The sensational discovery left scientists struggling to fit Homo floresiensis into the family tree of humans and their extinct relatives, a group known as hominins. The oldest known hominins were short, small-brained apes. But by two million years ago, they had largely been replaced by taller hominins with much bigger brains.
Some scientists hypothesized that the bones came from humans with growth disorders. But many researchers rejected that explanation, because the anatomy of people with those growth disorders today doesn’t closely match that of the fossils.
The debate took a turn in 2016, when researchers reported a tantalizing batch of much older fossils from another area of Flores, called Mata Menge. The fossils, dating back about 700,000 years, consisted of six teeth and part of a jaw. The Mata Menge fossils were as small as those found at Liang Bua — or even smaller.
And on Tuesday, the Mata Menge team unveiled two more tiny teeth, as well as a piece of a humerus, the upper bone of an arm.
“We couldn’t tell if this belonged to a child or adult,” Yousuke Kaifu, a paleoanthropologist at the University of Tokyo, said. “That’s a key question.”
Dr. Kaifu and his colleagues compared the humerus with arm bones from modern-day children and adults. The Mata Menge bone had many signs that it had stopped growing, suggesting the individual was an adult.
That was striking because the Mata Menge humerus was tiny — the smallest humerus of any adult hominin yet found. Dr. Kaifu and his colleagues estimated that the arm’s owner had stood just 100 centimeters tall — less than 3 feet 4 inches.
The fossils found so far at Mata Menge appear to have come from at least eight individuals. The newly revealed teeth and humerus make Dr. Kaifu and his colleagues more confident that the Mata Menge hominins were indeed Homo floresiensis.
Matthew Tocheri, a paleoanthropologist at Lakehead University in Canada who was not involved in the study, agreed. “I mean, what else could they be?” he asked. “Any alternative seems incredibly unlikely.”
However, Deborah Argue, a paleoanthropologist at Australian National University, said she was unconvinced. “More skeletal material of this enigmatic hominin will help in determining if this group represents Homo floresiensis,” she said.
Dr.

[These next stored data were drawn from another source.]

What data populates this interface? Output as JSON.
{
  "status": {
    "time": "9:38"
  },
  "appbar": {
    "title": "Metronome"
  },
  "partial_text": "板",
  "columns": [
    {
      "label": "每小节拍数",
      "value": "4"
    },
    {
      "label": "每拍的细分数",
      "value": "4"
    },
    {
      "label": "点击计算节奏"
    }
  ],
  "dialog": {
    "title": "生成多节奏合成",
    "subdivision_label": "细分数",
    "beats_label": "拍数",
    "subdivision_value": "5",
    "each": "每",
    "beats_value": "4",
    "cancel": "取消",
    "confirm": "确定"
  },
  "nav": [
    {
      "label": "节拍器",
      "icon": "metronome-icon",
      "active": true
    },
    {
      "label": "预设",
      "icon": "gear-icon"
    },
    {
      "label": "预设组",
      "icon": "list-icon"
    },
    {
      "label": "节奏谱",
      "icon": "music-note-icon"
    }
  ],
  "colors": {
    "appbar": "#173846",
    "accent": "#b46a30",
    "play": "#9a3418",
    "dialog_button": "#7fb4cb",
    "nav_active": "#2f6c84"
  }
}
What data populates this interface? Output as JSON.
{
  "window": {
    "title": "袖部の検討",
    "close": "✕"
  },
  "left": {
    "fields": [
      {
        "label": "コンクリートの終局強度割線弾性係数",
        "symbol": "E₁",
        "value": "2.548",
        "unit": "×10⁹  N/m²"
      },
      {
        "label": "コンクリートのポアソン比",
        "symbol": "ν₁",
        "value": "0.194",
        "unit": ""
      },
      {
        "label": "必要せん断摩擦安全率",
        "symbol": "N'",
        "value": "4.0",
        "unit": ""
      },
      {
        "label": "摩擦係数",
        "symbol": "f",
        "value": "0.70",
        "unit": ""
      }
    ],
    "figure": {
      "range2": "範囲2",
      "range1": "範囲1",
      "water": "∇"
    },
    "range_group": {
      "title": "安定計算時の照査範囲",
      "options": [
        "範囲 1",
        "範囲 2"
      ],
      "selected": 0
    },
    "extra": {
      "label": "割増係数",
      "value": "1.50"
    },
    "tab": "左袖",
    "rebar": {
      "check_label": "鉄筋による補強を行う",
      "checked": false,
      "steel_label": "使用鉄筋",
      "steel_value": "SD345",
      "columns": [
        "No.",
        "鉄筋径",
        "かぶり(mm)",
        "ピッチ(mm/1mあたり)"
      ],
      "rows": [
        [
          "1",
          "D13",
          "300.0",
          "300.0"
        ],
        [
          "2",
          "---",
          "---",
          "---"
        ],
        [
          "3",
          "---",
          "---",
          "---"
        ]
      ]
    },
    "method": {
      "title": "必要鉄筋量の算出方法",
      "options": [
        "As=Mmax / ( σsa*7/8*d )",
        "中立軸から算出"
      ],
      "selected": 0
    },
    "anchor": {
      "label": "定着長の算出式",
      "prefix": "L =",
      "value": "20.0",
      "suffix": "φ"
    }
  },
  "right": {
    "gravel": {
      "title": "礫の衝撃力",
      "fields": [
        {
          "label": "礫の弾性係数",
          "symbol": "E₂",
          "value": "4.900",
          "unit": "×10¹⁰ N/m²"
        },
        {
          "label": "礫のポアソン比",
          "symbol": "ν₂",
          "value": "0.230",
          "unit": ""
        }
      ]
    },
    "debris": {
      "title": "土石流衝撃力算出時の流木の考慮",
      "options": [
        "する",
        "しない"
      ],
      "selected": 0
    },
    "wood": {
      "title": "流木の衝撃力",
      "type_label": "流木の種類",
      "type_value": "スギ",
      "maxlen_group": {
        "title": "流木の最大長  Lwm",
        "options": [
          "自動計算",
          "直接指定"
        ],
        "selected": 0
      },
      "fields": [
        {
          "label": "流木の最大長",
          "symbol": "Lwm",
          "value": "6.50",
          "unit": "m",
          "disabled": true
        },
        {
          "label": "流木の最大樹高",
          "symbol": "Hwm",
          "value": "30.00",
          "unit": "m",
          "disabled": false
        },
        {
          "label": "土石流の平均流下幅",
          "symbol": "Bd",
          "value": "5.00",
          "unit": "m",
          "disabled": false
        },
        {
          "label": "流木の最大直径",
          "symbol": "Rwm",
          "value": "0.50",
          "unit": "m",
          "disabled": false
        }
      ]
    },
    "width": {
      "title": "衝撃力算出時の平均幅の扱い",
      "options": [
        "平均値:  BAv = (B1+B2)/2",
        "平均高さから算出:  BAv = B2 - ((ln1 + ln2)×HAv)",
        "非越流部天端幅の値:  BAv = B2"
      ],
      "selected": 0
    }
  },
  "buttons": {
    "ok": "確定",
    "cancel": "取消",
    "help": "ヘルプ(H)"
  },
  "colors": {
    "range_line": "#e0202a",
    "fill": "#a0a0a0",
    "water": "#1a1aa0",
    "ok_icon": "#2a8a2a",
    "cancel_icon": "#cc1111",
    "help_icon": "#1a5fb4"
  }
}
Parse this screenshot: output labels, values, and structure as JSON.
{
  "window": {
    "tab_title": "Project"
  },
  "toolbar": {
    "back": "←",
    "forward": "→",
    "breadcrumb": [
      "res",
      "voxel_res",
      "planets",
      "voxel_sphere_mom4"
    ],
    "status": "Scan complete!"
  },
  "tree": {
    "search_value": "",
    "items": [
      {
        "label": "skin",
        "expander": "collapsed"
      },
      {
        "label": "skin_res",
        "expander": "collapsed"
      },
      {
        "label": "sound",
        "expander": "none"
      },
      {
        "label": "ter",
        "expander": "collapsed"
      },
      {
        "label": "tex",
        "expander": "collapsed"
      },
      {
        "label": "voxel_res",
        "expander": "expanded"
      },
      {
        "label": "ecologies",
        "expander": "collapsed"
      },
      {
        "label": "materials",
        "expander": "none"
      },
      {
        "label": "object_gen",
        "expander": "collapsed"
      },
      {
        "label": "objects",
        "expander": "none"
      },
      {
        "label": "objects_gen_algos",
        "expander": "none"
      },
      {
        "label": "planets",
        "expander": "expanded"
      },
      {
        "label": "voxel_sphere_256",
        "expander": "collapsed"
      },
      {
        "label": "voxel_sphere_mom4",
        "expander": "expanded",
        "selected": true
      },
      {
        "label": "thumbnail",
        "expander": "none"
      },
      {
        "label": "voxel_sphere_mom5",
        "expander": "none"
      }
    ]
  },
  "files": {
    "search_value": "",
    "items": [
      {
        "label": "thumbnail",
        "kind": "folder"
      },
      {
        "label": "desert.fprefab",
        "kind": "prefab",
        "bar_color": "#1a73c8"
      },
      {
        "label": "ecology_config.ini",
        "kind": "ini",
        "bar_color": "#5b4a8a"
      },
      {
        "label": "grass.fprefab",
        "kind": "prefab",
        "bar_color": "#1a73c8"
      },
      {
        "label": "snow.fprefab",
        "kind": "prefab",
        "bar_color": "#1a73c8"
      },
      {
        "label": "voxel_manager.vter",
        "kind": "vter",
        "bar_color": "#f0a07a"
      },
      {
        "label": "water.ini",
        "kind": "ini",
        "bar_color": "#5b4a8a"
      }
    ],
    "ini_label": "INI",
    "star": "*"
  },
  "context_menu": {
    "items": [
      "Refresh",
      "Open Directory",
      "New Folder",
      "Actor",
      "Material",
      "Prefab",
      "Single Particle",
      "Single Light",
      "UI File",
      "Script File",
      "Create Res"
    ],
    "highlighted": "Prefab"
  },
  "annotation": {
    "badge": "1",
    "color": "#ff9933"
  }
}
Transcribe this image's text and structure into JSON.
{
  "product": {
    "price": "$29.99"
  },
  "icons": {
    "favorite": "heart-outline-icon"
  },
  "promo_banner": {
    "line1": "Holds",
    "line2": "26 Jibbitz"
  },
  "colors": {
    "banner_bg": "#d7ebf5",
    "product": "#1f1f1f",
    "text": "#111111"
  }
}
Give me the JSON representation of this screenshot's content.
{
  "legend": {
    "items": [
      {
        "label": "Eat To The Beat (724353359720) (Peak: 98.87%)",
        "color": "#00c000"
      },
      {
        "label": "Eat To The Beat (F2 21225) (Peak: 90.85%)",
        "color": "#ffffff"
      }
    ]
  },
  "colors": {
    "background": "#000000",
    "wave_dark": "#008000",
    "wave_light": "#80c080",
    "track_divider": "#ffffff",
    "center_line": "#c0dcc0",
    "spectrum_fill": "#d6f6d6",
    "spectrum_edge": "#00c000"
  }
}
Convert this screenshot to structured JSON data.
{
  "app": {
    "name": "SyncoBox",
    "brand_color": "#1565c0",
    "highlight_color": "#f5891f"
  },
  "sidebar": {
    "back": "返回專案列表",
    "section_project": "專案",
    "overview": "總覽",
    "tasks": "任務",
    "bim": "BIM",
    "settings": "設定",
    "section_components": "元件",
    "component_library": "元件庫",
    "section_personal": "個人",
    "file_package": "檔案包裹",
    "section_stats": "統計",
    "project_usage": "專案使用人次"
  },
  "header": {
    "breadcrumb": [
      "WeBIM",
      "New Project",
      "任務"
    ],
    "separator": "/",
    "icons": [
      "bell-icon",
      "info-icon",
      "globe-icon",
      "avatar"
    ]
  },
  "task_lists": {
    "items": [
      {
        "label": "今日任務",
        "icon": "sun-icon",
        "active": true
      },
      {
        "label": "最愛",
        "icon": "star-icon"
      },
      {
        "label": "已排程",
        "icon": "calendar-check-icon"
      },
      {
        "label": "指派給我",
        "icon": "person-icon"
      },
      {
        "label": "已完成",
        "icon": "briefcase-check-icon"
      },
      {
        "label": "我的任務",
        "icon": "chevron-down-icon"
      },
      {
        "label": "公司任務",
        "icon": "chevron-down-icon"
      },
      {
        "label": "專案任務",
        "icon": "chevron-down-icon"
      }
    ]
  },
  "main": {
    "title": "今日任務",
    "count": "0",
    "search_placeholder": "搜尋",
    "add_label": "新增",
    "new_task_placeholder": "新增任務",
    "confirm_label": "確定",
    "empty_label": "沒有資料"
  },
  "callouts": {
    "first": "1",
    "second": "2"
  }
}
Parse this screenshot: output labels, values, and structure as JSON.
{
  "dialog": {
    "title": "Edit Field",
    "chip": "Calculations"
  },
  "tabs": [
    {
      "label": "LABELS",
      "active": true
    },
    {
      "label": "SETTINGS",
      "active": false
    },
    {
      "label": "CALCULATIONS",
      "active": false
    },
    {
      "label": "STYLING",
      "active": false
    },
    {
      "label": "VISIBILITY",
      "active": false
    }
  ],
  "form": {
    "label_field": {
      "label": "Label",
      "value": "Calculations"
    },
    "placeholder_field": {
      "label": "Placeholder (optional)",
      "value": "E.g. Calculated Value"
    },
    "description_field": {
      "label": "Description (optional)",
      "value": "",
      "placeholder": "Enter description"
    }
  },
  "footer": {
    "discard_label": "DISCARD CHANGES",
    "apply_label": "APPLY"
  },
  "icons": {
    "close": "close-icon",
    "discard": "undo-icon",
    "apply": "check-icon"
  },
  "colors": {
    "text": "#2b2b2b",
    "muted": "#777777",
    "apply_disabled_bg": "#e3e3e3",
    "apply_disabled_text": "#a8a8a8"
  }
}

Kaifu and his colleagues argued that Homo floresiensis evolved from a tall species of hominin called Homo erectus. Originating in Africa, Homo erectus reached Java by about 1.3 million years ago and survived there for more than a million years.
The researchers proposed that Homo erectus traveled 450 miles east from Java to Flores, arriving on the island about a million years ago. That’s the age of the oldest stone tools found there. Once isolated on Flores, Homo erectus then shrank, reaching hobbit stature by 700,000 years ago, the scientists said.
Dr. Kaifu speculated that a scarce food supply on the island might have driven the extraordinary evolution of Homo floresiensis. And in this particular place, their small size did not increase their risk of being killed by predators.
“If you go to an isolated island where there are no lions or tigers, you don’t have to be big,” Dr. Kaifu said.
This shrinking also drastically reduced the brain of Homo floresiensis, the theory goes. And yet the presence of stone tools on Flores suggests that the hobbits still retained powerful mental capacity.
“That’s quite shocking to me,” Dr. Kaifu said. “We thought that becoming clever and having larger brains was destiny for humans. But floresiensis tells us that it’s not necessarily so.”
Dr. Argue did not accept that evolutionary scenario, given the dearth of direct fossil evidence that Homo erectus migrated to the island. “We cannot assume that this species ever arrived on Flores,” she said.
Dr. Tocheri also thought the Homo erectus hypothesis was a stretch. “The evidence for this idea is very weak,” he said.
Until more fossils emerge, Dr. Tocheri and Dr. Argue both said that other explanations remain plausible. It’s even possible that Homo floresiensis descended from hominins in Africa who were already tiny when they moved across Asia.